Жартилин склонил голову в знак подчинения. Он надеялся, что в просьбе королевы Армориканской еще нет измены верховному сюзерену, королю Арвернии.
Риваллон Сто Воронов, сидя за столом, понял, какие чувства сейчас владеют его внуком. Он сопереживал Жартилину, вынужденному теперь разрываться надвое. Вся семья могла гордиться сыном Морветена: тот был смел и распорядителен, а после того случая, когда чуть не утонул в детстве - и достаточно осторожен. Но теперь этих качеств было еще недостаточно, чтобы с честью и пользой для обоих народов исполнять свой долг.
Он успокаивающе обратился к внуку:
- До заката еще есть время, - произнес он, намекая, что все еще возможно уладить прежде, чем придет время отправлять гонца с письмом к королю. Не сделай Жартилин этого до конца дня, тем самым нарушил бы присягу маршала.
Жартилин кивнул деду за поддержку. Ему не меньше, чем всем остальным, хотелось верить, что удастся все уладить вовремя!
Вот только он увидел, какое выражение лица было в этот миг у старой Ангарад - горестное-возмущенное.
- Когда толпа дуреет и шалеет, ни один мудрец не сладит с тысячей дураков!
Все понимали, что так может статься. Но королева Гвиневера ответила тем же металлическим голосом:
- Потому я и надеюсь на Киана. Таких вдохновленных богами бардов мало. Если он поможет усмирить толпу, я прощу его.
Как хотелось верить всем присутствующим, что их королева окажется права! Особенно ее сестре, Беток Белокурой, которая со скорбью думала о том, сколько матерей, подобно ей, лишатся милых сердцу сыновей, если все же начнется война.

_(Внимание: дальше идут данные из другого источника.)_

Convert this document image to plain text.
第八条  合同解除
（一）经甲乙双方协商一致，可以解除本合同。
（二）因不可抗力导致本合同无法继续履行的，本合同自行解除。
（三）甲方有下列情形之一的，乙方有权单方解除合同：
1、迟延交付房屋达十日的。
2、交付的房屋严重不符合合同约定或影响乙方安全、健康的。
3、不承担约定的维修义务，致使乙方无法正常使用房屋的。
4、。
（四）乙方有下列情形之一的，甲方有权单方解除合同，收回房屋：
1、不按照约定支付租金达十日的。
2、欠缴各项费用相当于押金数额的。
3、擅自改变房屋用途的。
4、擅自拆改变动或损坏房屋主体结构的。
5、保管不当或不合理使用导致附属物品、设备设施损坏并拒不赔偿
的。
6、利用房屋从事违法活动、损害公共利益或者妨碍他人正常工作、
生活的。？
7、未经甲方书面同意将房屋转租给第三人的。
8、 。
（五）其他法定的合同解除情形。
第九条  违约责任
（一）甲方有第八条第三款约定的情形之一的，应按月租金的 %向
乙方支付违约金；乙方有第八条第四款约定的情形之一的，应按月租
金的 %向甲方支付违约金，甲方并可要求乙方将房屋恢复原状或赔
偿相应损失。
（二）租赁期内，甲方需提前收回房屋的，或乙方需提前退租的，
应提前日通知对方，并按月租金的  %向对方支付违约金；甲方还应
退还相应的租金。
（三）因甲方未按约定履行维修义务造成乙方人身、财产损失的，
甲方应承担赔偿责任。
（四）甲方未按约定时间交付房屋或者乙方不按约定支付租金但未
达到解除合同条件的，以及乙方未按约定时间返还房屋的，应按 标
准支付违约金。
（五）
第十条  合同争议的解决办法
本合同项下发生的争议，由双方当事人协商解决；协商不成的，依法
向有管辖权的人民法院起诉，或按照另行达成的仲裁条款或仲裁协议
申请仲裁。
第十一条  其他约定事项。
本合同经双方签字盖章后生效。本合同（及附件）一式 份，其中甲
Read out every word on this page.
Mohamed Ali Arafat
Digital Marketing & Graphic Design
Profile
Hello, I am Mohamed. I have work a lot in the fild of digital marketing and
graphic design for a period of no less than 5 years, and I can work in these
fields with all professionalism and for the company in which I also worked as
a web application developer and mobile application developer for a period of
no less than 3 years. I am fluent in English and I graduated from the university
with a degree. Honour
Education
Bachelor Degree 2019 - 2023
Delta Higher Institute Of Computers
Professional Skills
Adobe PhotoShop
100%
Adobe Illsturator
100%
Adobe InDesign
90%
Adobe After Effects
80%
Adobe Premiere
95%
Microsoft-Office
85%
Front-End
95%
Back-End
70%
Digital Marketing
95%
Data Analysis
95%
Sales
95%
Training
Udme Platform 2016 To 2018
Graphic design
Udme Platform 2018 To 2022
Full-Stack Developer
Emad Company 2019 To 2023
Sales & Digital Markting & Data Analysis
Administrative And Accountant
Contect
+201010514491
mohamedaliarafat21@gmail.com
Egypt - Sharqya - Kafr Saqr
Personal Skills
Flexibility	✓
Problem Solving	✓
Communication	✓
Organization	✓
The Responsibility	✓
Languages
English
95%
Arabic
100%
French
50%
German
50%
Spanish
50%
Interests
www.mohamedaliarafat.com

Между тем, Гвиневера направилась к выходу прежней горделивой и вместе с тем легкой поступью. Никто бы не взялся угадать, в каком напряжении она живет уже долгое время! Она собиралась спуститься в подземелье, где сидели разоблаченные заговорщики. Пригласила Фергуса Обездоленного следовать за ней.
- Я ценю твои заслуги, Фергус! Подожди немного - скоро ты по справедливости станешь главой своего клана. Твой дед преступил закон и ныне сам заслуживает стать изгоем.
Ошеломленный Фергус ничего не посмел ответить королеве, и последовал за ней, теряясь в сомнениях.